Customer Pulse Surveys: How Much is Too Much?

With the proliferation of DIY survey tools, it is easier than ever to survey your customers. So easy, in fact, that many companies have completely lost control over who is surveying which customers, when and how many surveys are being sent to specific groups of customers. Additionally, if no one is managing the list of customers who choose to opt-out of your surveys, you risk violating your company’s privacy policy.

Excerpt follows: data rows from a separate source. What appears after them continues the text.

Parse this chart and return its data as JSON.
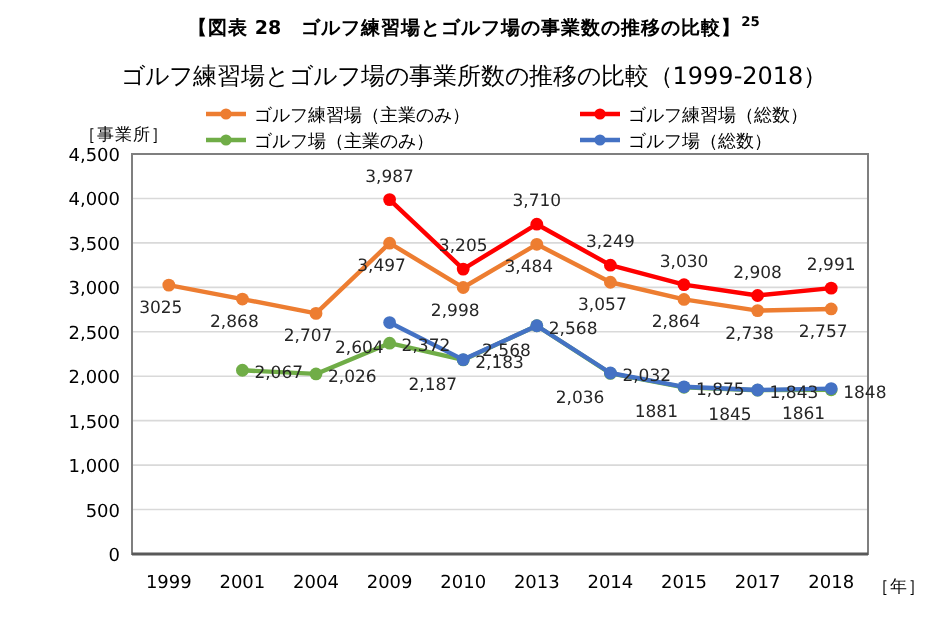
{
  "chart_data": {
    "type": "line",
    "title": "【図表 28　ゴルフ練習場とゴルフ場の事業数の推移の比較】$^{25}$",
    "subtitle": "ゴルフ練習場とゴルフ場の事業所数の推移の比較（1999-2018）",
    "ylabel": "［事業所］",
    "xlabel": "［年］",
    "categories": [
      "1999",
      "2001",
      "2004",
      "2009",
      "2010",
      "2013",
      "2014",
      "2015",
      "2017",
      "2018"
    ],
    "series": [
      {
        "name": "ゴルフ練習場（主業のみ）",
        "color": "#ed7d31",
        "values": [
          3025,
          2868,
          2707,
          3497,
          2998,
          3484,
          3057,
          2864,
          2738,
          2757
        ],
        "value_labels": [
          "3025",
          "2,868",
          "2,707",
          "3,497",
          "2,998",
          "3,484",
          "3,057",
          "2,864",
          "2,738",
          "2,757"
        ]
      },
      {
        "name": "ゴルフ練習場（総数）",
        "color": "#ff0000",
        "values": [
          null,
          null,
          null,
          3987,
          3205,
          3710,
          3249,
          3030,
          2908,
          2991
        ],
        "value_labels": [
          null,
          null,
          null,
          "3,987",
          "3,205",
          "3,710",
          "3,249",
          "3,030",
          "2,908",
          "2,991"
        ]
      },
      {
        "name": "ゴルフ場（主業のみ）",
        "color": "#70ad47",
        "values": [
          null,
          2067,
          2026,
          2372,
          2183,
          2568,
          2032,
          1875,
          1843,
          1848
        ],
        "value_labels": [
          null,
          "2,067",
          "2,026",
          "2,372",
          "2,183",
          "2,568",
          "2,032",
          "1,875",
          "1,843",
          "1848"
        ]
      },
      {
        "name": "ゴルフ場（総数）",
        "color": "#4472c4",
        "values": [
          null,
          null,
          null,
          2604,
          2187,
          2568,
          2036,
          1881,
          1845,
          1861
        ],
        "value_labels": [
          null,
          null,
          null,
          "2,604",
          "2,187",
          "2,568",
          "2,036",
          "1881",
          "1845",
          "1861"
        ]
      }
    ],
    "ylim": [
      0,
      4500
    ],
    "yticks": [
      0,
      500,
      {
        "value": 1000,
        "label": "1,000"
      },
      {
        "value": 1500,
        "label": "1,500"
      },
      {
        "value": 2000,
        "label": "2,000"
      },
      {
        "value": 2500,
        "label": "2,500"
      },
      {
        "value": 3000,
        "label": "3,000"
      },
      {
        "value": 3500,
        "label": "3,500"
      },
      {
        "value": 4000,
        "label": "4,000"
      },
      {
        "value": 4500,
        "label": "4,500"
      }
    ],
    "grid": "y",
    "legend": "top",
    "marker": "circle",
    "line_style": "solid"
  }
}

While it is nice to be asked your opinion, customers begin to feel that “enough is enough.” Over-surveying does not communicate customer centricity – it communicates that you do not value customers enough to be judicious in contacting them, and ultimately, that your surveys are inconvenient at best, and at worst an annoying invasion of privacy.

What are Pulse Surveys?

This is an even greater concern given the latest marketing research trend: pulse surveys. Pulse surveys are much shorter than traditional surveys (about ten questions), focus on only one or two topics, but are sent more frequently to customers. The hypothesis is that customers will be more likely to respond to – and less likely to be annoyed by – shorter surveys, even if they receive them more frequently. In fact, some experiments have discovered that as many as 50% of B2B customers will respond to a short survey, where most traditional full-scale customer satisfaction survey struggles to get a 10% response from B2B audiences.

Pulse surveys, when conducted properly, serve as your early warning system for client satisfaction. In olden days, miners would take canaries into the coal mines with them. When noxious gas accumulations caused the canaries to stop singing, the miners knew it was time to evacuate before they too were overcome. Pulse surveys can be your canaries – letting you know when satisfaction is trending downward before you see other, more devastating signs of customer dissatisfaction (e.g., loss of sales or increasing contract cancellations).

However, pulse surveys cannot take the place of other marketing research efforts. You still need to explore new products, evaluate marketing communications, and test operational improvements. Plus, you probably still need to conduct an overall customer satisfaction survey so that you can understand the importance of different factors in driving satisfaction. How do you fit them all together into a research calendar?

Tips for Managing Customer Survey Frequency

Ideally, all survey efforts in your company go through one central contact point. This maintains survey quality (especially for DIY surveys), ensures that the information collected results in action and improvement, prevents over-surveying, and maintains control of opt-out customers. Survey invitations, reminders, and completes should be tracked through your CRM so that you can manage and regulate customer survey frequency, response rates, and opt-outs at an enterprise level. Having this information available will allow you to monitor responses and determine the optimal survey frequency (type and length) for your customers.

Additionally, in many organizations, DIY marketing researchers simply send the survey to all customers, whether they need that many responses or whether the survey applies to all customers. This is also something that can be controlled by having a single point of control for access to customers for marketing research purposes.

Everyone in your organization should view customer feedback with the greatest respect, as a rare and valuable resource. We would never want surveys to be the reason for customer attrition!